Question 7.9: Problem: An insulated piston‐cylinder device contains 2 kg o...
Problem: An insulated piston‐cylinder device contains 2 kg of saturated steam at 0.5 MPa. The steam is allowed to expand reversibly until its pressure drops to 0.1 MPa.
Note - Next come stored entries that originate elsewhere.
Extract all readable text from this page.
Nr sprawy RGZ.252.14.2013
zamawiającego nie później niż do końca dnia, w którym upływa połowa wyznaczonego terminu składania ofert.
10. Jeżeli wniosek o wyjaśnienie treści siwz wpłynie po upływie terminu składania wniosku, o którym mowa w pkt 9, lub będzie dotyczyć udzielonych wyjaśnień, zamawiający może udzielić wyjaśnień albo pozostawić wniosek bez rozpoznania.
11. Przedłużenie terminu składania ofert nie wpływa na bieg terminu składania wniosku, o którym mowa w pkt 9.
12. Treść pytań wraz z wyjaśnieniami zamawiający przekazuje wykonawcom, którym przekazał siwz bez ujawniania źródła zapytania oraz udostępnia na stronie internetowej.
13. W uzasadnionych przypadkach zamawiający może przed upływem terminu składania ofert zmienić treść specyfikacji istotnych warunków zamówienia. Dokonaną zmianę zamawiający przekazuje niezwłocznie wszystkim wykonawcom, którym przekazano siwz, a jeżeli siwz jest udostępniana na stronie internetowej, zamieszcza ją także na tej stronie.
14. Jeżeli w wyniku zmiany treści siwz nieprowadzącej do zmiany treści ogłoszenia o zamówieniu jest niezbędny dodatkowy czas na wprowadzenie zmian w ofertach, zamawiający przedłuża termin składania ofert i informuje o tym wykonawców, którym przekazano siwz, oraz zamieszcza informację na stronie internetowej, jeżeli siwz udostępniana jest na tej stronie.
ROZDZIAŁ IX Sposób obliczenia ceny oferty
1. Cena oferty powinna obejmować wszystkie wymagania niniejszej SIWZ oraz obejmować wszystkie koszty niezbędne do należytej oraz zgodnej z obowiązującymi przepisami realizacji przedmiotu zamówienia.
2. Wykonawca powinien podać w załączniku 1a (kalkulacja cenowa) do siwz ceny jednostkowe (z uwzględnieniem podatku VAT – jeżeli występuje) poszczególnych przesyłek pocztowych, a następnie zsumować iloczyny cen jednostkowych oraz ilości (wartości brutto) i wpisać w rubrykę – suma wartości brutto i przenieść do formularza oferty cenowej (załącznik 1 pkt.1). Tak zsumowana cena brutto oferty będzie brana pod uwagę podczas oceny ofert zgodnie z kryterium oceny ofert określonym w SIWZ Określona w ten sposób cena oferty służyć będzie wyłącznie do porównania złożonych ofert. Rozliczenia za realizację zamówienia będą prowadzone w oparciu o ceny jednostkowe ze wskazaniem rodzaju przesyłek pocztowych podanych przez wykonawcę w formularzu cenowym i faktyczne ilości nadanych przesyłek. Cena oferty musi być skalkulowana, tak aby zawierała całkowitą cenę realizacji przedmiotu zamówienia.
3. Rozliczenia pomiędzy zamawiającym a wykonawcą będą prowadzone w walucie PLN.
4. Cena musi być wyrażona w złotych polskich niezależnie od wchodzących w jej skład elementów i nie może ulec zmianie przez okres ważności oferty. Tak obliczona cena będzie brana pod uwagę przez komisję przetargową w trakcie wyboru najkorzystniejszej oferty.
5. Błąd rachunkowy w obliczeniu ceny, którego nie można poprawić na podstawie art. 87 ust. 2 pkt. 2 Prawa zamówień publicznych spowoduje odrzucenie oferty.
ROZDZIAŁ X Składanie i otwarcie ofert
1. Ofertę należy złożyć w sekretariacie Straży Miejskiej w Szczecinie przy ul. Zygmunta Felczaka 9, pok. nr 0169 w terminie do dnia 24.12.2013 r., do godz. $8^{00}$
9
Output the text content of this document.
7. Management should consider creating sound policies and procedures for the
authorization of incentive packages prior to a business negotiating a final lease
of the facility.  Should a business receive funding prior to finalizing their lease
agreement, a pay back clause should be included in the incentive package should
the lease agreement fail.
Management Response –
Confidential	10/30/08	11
Find the work done during this process.
Find: Work done during expansion W.
Known: Saturated steam, mass of steam m = 2 kg, initial pressure P_1 = 0.5 MPa, final pressure P_2 = 0.1 MPa, reversible and insulated (adiabatic) means isentropic.
Diagram:
Governing Equations:
Energy balance Q + W = ∆U + ∆KE + ∆PE
In this problem the initial state of the system is known, since we know the pressure (P_1 = 0.5 MPa) and the quality (x = 1). To fix the final state we know the final pressure (P_2 = 0.1 MPa). We can determine a second property from the fact that the expansion process is adiabatic and reversible, which means that it is isentropic (s_1= s_2 ). Therefore, from the saturated water tables (Appendix 8b) at P_1 = 0.5 MPa, specific enthalpy of liquid s_1 = s_g = 6.8213 kJ / kgK.
At P_2 = 0.1 MPa, specific entropy of liquid s_f = 1.3026 kJ / kgK and vapour s_g = 7.3594 kJ / kgK. Since s_f< s_2< s_g , we know that the final state is a saturated vapour–liquid mixture. We can sketch the process on a P‐ν diagram.
The final quality is
x_2= \frac{s_2-s_f}{s_g-s_f}= \frac{6.8213 \ kJ/kgK -1.3026 \ kJ/kgK}{7.3594 \ kJ/kgK-1.3026 \ kJ/kgK}=0.911158.
From an energy balance,
W+\underbrace{Q}_{=0} =\Delta U=m(u_2-u_1).
At P_1 = 0.5 MPa, specific internal energy of vapour u_1= u_g = 2561.2 kJ / kg. At P_2 = 0.1 MPa, specific internal energy of liquid u_f = 417.36 kJ / kg and vapour u_g = 2506.1 kJ / kg. Using the quality of x_2 = 0.911158 from earlier,
u_2=u_f+x_2(u_g-u_f), \\ u_2 = 417.36 \ kJ/kg+0.911158×(2506.1 \ kJ/kg -417.36 \ kJ/kg)=2320.53 \ kJ/kg. \\ W=m(u_2-u_1)=2 \ kg × (2320.2 \ kJ/kg-2561.2 \ kJ /kg), \\ W= -481.340 \ kJ.
Answer: The system does 481.3 kJ of work on the surroundings while expanding.